Nowy numer Forum Narzędziowe OBERON

Ceny stali w Polsce w 2021 i 2022 roku



Robert Dyrda OBERON Stal

Tak, ciągle jest grudzień 2021 roku, ale w tytule mamy już rok następny. To dlatego, że wiele osób pyta o jakieś szacunki, prognozy, moje przewidywania, co może się jeszcze zmienić na rynku stali. Wydaje mi się, że tanio to już było. Ostatnio podczas pandemii w roku 2020. W tym roku nagle r ynek zaczął wariować.

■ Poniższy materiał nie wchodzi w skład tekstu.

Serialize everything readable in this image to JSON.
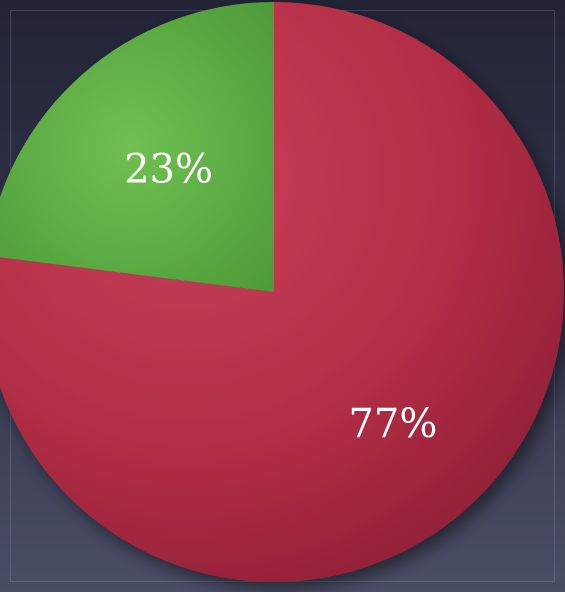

Może na chwilę wróćmy do tej sytuacji. Pod koniec wiosny 2020 nagle oszalały ceny zwykłych stali. Spawalna S235 czy S355, trochę lepsza stal w gatunku C45, które to gatunki kosztowały w hutach powiedzmy, że 2,50 - 3,50 zł/kg nagle podskoczyły u źródła aż do 5,00 - 5,50 zł/kg. Zwiększyło się zapotrzebowanie, bo po spowolnionym zeszłym roku rynek wielu branż odreagowywał stagnację i zaczęły się wstrzymywane remonty, ruszyły inwestycje. Huty mając sprzedane swoje produkty na pół roku naprzód, śmiało podniosły cenę wykorzystując koniunkturę.

Robert Dyrda OBERON Stal

Fot. 1. Drobne detale to coraz popularniejszy towar
jaki oferują centra dystrybucyjne stali narzędziowych.
Brak pracowników fizycznych, wzrost ich stawek
płacowych, do tego rosnące koszty energii,
transportu czy ceny pił da w efekcie wzrost cen
detalicznych. Fot. Oberon)

Rodzi się pytanie, co zatem z importem z taniego od lat Dalekiego Wschodu. Przecież Chiny wyprodukują wszystko. Może i tak, ale towar musi trafić do Europy, powiedzmy do Rotterdamu czy Hamburga i stamtąd dojechać kontenerami do Polski. A kontenerów na rynku jest za mało. Pandemia spowodowała przestoje, wolniejsze rozładunki w firmach, odkładania na 48h rozładunku towaru, bo może na uchwytach czai się śmiertelny wirus? Dość powiedzieć, że ceny transportu podskoczyły z powodu braku wspomnianych kontenerów – płyną z Chin, ale za wolno do nich wracają. Oczywiście kontenery są produkowane w Chinach, więc cóż stoi na przeszkodzie produkować ich więcej? Niby nic, ale stal w Chinach automatycznie też zdrożała. Podobno zmarło tam na covid niecałe 90 tysięcy osób, ale realizacja zleceń na produkcję kontenerów jakimś sposobem się wydłużyła. Morskie porty po przestojach w 2020 roku nagle zaczęły przeładowywać dwa razy tyle statków. A co by nie mówić, w sposób naturalny przez kryzys w 2020 roku ubyło w nich wykwalifikowanych pracowników. Kombinacje, żeby nie wieźć towaru drogą morską, tylko koleją przez Białoruś były dobre do momentu zablokowania granicy przez nielegalnych emigrantów. Kolega, importujący z Chin wyroby przemysłu maszynowego, skarżył mi się, że wagony z kontenerami potrafią przez teren naszego sąsiada jechać ponad 2 tygodnie, prócz 2 tygodni przez Chiny i Rosję.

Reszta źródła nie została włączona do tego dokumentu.